Las expresiones del presidente Noboa en días recientes exacerbaron los ánimos entre sus opositores y críticos.
Decir, por ejemplo, ante un grupo de jóvenes, que Inteligencia Artificial (IA) podría redactar la eventual nueva Constitución dio lugar a severos comentarios.
Siendo así, la potencial elección de constituyentes no tendría asidero; o. teniéndolo, podría creerse que los ungidos tendrían el apoyo de la IA, cuando la redacción de una Carta Magna debe ser, en la medida lo posible, consensuada y acopiando todos los aportes ciudadanos.
En suma, únicamente la inteligencia humana para un objetivo noble, de darse, delicado, laborioso y de conocimiento profundo.
El presidente no mide el alcance de sus expresiones. Se deja llevar por la euforia o por el interés de ganar la consulta popular y el referendo.
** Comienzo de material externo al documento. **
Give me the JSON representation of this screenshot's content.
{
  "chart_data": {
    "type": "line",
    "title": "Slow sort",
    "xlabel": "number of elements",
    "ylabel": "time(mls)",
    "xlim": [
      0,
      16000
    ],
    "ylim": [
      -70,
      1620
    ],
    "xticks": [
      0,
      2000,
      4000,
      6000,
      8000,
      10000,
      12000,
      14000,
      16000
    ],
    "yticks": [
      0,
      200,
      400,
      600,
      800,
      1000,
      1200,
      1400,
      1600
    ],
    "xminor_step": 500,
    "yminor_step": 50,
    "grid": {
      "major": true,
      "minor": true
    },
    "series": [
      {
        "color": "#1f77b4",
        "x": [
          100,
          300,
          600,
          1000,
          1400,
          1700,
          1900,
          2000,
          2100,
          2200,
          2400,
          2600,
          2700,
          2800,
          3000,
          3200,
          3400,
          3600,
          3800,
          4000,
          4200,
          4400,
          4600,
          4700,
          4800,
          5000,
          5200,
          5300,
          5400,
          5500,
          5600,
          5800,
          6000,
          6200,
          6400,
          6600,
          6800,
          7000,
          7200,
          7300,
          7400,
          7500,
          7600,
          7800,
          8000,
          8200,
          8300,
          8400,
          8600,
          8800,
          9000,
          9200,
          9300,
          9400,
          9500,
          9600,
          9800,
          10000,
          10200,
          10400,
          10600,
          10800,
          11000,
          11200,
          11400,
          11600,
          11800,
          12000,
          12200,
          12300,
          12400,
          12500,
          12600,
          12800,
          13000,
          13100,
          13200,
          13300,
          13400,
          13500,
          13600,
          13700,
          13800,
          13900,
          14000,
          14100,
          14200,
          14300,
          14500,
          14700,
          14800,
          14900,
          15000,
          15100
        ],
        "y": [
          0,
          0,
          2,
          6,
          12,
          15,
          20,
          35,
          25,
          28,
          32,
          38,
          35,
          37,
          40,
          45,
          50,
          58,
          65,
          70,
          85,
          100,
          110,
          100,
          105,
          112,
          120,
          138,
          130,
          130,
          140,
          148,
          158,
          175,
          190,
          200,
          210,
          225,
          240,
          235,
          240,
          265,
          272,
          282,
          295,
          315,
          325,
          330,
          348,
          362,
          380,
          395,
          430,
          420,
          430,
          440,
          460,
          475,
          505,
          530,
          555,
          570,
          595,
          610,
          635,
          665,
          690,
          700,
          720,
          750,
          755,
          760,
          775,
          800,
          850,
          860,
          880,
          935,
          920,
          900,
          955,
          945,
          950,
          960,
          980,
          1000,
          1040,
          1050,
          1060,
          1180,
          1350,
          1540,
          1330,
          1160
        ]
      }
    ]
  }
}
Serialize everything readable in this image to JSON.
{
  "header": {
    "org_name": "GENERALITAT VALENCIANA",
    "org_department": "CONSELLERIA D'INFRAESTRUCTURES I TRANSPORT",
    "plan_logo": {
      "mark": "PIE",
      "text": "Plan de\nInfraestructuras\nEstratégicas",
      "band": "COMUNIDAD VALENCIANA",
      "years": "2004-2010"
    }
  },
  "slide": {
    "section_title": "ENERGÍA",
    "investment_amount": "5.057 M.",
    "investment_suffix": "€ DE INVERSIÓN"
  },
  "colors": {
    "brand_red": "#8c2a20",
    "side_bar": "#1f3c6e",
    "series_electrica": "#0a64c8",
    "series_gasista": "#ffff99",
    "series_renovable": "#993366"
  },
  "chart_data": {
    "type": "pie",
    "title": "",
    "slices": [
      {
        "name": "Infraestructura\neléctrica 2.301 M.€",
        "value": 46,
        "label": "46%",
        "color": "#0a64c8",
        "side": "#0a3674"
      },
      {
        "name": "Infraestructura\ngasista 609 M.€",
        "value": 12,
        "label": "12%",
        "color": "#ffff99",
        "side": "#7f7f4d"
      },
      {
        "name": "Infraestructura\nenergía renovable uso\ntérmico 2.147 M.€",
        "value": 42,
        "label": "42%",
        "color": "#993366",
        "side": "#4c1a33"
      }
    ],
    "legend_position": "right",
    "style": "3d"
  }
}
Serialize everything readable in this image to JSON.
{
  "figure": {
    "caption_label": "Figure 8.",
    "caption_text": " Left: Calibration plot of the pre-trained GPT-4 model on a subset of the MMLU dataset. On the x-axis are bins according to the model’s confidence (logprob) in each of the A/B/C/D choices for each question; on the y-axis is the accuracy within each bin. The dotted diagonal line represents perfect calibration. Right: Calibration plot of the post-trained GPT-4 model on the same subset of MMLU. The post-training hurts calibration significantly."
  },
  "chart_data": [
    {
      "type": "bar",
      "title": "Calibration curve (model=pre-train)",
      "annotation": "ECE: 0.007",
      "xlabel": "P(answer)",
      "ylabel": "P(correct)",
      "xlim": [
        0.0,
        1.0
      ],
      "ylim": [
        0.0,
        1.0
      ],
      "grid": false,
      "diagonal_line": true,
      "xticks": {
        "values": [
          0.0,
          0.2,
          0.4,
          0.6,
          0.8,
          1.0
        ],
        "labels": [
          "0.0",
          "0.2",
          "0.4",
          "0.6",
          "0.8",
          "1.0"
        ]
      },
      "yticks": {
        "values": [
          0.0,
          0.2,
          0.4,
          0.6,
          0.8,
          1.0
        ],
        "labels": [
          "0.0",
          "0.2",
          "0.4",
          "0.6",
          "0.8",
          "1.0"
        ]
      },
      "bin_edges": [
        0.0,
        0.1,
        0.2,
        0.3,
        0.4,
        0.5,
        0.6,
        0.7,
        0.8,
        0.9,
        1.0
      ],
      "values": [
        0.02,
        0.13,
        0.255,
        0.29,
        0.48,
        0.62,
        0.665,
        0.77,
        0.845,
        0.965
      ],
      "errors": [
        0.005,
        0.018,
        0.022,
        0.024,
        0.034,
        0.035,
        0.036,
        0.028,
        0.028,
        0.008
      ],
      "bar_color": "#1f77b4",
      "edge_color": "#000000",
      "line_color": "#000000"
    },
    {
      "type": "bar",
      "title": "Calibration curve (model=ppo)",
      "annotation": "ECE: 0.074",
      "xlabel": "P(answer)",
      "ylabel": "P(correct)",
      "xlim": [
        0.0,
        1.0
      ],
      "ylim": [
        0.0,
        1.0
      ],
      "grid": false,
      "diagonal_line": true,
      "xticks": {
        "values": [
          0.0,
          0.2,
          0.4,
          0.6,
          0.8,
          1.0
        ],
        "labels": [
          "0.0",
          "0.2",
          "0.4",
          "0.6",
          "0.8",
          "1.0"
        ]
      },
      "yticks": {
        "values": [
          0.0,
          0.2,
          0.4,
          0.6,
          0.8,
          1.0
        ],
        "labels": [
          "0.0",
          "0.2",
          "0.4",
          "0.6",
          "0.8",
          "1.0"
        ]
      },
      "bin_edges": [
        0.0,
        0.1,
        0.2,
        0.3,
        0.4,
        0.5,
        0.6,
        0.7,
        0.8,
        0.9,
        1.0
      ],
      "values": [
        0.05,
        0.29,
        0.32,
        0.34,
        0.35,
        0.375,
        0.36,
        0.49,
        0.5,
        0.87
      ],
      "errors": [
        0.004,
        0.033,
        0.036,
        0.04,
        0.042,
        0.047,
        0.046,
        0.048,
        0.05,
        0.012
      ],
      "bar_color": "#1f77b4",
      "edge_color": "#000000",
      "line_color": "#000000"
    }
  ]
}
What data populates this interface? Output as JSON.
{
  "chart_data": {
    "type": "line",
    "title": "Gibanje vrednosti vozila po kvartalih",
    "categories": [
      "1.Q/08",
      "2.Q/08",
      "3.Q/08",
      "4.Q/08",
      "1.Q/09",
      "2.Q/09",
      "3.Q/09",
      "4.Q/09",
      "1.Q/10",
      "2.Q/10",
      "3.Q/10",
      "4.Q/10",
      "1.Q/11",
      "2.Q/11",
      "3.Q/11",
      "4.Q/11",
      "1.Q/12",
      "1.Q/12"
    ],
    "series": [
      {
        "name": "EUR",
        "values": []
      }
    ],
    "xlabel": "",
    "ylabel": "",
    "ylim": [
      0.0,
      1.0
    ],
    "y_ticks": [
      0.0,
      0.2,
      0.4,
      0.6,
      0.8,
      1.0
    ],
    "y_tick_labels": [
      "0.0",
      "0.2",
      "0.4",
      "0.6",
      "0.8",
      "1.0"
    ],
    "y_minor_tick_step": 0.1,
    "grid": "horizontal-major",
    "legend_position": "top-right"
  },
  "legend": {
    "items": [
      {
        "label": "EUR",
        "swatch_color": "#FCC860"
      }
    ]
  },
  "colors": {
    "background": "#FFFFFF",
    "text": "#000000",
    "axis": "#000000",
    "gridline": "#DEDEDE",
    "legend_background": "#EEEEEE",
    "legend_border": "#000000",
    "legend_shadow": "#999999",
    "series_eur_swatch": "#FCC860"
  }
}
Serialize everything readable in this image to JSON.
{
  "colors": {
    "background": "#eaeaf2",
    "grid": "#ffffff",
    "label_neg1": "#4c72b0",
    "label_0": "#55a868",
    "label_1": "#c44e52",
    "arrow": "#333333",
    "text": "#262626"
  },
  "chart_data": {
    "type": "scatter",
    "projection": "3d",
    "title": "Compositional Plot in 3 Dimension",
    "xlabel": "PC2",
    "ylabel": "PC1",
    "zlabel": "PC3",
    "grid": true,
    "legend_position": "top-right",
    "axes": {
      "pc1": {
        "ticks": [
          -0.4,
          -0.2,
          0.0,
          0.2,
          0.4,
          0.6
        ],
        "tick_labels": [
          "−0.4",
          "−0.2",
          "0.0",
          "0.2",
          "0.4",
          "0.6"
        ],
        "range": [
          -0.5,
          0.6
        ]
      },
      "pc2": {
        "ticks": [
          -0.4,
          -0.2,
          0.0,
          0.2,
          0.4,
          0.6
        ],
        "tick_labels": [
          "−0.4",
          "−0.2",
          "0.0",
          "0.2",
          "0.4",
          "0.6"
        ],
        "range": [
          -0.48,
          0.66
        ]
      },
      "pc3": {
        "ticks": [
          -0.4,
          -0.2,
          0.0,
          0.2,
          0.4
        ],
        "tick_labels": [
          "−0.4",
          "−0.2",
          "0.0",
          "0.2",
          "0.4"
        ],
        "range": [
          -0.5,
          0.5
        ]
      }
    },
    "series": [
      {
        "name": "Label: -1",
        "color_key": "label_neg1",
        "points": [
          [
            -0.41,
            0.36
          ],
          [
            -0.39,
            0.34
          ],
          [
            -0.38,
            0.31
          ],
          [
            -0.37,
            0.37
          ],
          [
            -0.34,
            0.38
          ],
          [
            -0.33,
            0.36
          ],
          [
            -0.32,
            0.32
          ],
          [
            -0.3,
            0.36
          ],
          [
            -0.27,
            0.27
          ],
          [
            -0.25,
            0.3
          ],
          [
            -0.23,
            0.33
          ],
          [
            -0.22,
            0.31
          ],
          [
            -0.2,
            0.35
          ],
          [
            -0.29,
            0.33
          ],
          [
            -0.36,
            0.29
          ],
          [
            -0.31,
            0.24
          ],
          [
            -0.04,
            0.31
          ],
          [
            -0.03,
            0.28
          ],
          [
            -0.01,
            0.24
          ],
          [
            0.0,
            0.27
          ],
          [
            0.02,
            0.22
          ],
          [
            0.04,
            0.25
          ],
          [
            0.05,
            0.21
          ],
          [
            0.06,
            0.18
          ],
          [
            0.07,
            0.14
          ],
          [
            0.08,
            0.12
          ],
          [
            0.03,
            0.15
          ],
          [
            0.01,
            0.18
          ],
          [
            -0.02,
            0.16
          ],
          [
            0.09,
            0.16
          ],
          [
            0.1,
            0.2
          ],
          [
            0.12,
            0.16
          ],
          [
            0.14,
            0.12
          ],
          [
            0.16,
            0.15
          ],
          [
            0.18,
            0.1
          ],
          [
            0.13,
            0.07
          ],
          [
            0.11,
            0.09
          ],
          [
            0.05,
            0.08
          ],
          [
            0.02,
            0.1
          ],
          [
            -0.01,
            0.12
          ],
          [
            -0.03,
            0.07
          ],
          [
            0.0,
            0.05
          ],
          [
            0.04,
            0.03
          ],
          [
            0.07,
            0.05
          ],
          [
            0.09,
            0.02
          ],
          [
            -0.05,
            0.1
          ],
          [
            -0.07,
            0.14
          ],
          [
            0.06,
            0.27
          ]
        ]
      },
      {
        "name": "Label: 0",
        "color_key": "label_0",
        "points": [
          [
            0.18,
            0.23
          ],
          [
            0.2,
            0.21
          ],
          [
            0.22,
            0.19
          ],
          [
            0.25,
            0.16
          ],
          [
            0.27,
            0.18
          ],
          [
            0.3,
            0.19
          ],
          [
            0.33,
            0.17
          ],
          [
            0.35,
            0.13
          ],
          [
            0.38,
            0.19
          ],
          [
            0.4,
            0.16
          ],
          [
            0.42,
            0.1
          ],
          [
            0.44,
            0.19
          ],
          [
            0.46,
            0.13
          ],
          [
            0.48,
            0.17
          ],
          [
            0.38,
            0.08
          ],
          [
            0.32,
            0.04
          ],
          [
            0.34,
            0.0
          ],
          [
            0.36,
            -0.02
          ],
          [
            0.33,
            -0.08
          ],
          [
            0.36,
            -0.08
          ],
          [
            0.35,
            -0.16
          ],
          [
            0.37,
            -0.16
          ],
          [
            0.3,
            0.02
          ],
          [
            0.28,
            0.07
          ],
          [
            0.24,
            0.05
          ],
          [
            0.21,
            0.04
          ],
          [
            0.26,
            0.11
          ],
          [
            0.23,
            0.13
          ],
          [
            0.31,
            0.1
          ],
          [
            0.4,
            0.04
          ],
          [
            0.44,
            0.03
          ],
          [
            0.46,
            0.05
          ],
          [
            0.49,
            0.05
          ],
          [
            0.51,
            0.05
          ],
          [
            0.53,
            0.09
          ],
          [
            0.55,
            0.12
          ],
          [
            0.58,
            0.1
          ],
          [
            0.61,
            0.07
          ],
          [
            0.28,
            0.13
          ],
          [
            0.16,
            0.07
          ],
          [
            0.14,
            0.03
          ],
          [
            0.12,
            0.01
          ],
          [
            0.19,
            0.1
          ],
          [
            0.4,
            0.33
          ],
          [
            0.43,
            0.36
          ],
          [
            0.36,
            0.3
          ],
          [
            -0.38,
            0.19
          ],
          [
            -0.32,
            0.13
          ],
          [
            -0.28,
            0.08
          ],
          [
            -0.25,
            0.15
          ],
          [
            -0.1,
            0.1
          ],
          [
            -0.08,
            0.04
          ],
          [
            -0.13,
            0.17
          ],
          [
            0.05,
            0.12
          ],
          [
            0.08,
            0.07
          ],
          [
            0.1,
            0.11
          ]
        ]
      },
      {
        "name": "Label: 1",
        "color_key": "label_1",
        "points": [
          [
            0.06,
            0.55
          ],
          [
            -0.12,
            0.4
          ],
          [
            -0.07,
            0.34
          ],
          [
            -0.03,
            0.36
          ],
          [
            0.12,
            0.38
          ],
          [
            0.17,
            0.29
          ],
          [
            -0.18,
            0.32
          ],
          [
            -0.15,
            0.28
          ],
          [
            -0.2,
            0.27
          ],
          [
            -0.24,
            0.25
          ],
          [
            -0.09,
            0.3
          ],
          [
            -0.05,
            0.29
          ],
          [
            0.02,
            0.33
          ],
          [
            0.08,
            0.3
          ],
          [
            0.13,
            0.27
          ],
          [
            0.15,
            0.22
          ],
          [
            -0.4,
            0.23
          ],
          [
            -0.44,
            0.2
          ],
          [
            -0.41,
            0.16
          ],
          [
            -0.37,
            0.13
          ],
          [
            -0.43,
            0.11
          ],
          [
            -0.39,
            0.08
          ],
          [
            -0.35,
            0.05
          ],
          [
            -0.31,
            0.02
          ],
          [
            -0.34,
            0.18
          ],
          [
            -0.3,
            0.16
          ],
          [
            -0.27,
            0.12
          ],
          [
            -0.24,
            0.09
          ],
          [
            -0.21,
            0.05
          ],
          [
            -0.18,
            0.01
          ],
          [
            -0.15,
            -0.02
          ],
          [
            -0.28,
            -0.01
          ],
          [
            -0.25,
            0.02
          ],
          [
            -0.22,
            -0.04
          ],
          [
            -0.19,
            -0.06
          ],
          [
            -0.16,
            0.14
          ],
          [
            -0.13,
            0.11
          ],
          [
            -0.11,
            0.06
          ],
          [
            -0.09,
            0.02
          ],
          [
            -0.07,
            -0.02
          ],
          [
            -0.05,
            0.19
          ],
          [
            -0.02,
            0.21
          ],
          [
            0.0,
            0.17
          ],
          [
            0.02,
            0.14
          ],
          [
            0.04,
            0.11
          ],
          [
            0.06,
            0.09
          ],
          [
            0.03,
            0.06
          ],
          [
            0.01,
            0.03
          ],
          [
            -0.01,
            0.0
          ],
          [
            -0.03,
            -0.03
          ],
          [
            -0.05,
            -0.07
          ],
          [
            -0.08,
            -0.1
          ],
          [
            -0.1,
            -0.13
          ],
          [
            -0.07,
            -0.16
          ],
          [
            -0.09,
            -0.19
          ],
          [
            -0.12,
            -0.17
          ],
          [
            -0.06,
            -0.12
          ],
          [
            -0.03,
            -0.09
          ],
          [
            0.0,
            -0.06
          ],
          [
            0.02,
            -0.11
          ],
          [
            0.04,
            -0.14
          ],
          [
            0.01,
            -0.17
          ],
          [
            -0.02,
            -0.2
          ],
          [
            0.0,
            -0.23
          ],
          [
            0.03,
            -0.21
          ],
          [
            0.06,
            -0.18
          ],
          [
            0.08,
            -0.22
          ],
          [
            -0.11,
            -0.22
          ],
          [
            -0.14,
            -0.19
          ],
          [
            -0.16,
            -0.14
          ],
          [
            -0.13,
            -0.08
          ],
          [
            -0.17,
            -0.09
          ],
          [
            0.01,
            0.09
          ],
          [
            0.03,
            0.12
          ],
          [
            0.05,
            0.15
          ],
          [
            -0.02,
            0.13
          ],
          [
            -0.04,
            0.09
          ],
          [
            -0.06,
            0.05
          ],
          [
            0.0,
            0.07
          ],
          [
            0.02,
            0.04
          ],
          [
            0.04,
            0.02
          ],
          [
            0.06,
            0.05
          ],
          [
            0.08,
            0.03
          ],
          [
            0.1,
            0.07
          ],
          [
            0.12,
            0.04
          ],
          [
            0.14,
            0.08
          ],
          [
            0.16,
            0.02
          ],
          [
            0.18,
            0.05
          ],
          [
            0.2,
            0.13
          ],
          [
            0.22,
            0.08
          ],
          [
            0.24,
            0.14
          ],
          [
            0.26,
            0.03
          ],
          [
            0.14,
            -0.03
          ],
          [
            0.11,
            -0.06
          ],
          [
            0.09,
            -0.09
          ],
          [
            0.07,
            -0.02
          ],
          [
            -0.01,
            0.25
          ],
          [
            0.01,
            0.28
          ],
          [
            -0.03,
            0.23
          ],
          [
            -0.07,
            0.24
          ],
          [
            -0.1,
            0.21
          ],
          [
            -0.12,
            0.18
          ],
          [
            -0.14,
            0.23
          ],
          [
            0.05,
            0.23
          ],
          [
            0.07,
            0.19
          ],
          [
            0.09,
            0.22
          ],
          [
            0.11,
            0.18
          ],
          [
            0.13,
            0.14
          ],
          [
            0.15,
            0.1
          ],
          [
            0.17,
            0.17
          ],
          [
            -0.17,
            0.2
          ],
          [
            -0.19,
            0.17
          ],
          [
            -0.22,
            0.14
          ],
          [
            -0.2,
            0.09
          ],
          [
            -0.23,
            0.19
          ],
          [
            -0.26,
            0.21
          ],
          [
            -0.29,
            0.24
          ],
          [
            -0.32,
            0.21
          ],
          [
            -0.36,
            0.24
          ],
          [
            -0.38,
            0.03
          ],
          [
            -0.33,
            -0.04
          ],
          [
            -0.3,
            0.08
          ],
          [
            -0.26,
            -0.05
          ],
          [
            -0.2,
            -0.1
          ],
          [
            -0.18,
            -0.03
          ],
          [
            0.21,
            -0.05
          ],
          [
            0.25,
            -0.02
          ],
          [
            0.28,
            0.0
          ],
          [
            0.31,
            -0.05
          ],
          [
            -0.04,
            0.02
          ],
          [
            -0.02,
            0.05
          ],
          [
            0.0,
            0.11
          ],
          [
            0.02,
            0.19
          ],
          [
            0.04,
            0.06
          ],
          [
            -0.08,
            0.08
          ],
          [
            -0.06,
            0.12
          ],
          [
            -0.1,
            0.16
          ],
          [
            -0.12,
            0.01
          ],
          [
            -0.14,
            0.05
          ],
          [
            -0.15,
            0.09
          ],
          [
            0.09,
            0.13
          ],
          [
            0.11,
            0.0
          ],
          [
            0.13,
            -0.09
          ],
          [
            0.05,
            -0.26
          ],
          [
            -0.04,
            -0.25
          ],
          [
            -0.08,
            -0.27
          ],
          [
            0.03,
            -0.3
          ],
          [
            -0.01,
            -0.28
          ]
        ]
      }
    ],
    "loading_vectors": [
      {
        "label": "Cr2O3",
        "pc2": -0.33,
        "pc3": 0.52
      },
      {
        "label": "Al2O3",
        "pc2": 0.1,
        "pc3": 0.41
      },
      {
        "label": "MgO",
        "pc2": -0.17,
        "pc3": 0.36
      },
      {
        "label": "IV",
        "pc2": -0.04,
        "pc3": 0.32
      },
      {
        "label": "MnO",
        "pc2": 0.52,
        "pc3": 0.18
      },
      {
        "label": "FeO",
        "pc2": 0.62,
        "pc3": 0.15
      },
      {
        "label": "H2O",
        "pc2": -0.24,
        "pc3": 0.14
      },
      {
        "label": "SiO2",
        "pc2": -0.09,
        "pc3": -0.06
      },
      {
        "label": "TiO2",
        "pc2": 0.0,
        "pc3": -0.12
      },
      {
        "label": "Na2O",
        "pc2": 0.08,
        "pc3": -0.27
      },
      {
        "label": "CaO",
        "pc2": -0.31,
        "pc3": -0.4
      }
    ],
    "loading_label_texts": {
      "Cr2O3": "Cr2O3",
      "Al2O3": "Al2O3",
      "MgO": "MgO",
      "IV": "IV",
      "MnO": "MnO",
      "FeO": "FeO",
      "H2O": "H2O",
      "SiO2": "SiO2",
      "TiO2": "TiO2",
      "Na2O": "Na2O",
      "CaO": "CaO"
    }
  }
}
Respecto de la posible instalación de bases militares extranjeras en el país, habló de autorizarla en las Islas Galápagos, desatando otra oleada de críticas, no solo por ser un territorio protegido, cuanto por inconveniencia geoestratégica.
Eso lo llevó a desdecirse de inmediato; no así tras expresar que en los hospitales públicos se prefiere atender a narcotraficantes y violadores en lugar de a las personas de a bien.
Un prestigioso médico cuencano, Jorge Villavicencio, le ha recordado al presidente que tal acusación es una falacia, con mayor razón si los galenos, al graduarse, hacen el Juramento Hipocrático, cuya aplicación los lleva, primero a salvar la vida de los pacientes, luego a preguntarles cómo se llaman.
Además existen los protocolos médicos, los cuales, estrictamente deben cumplirse en función de la gravedad de las dolencias.
Le conmina a revelar si conoce de “un solo caso” en el que se haya privilegiado a un delincuente. Y si ocurrió, para sancionarlo hay una ley.
Modular la palabra, procesar el conocimiento sobre los temas; o, en ciertos casos hasta callar, son premisas para un gobernante.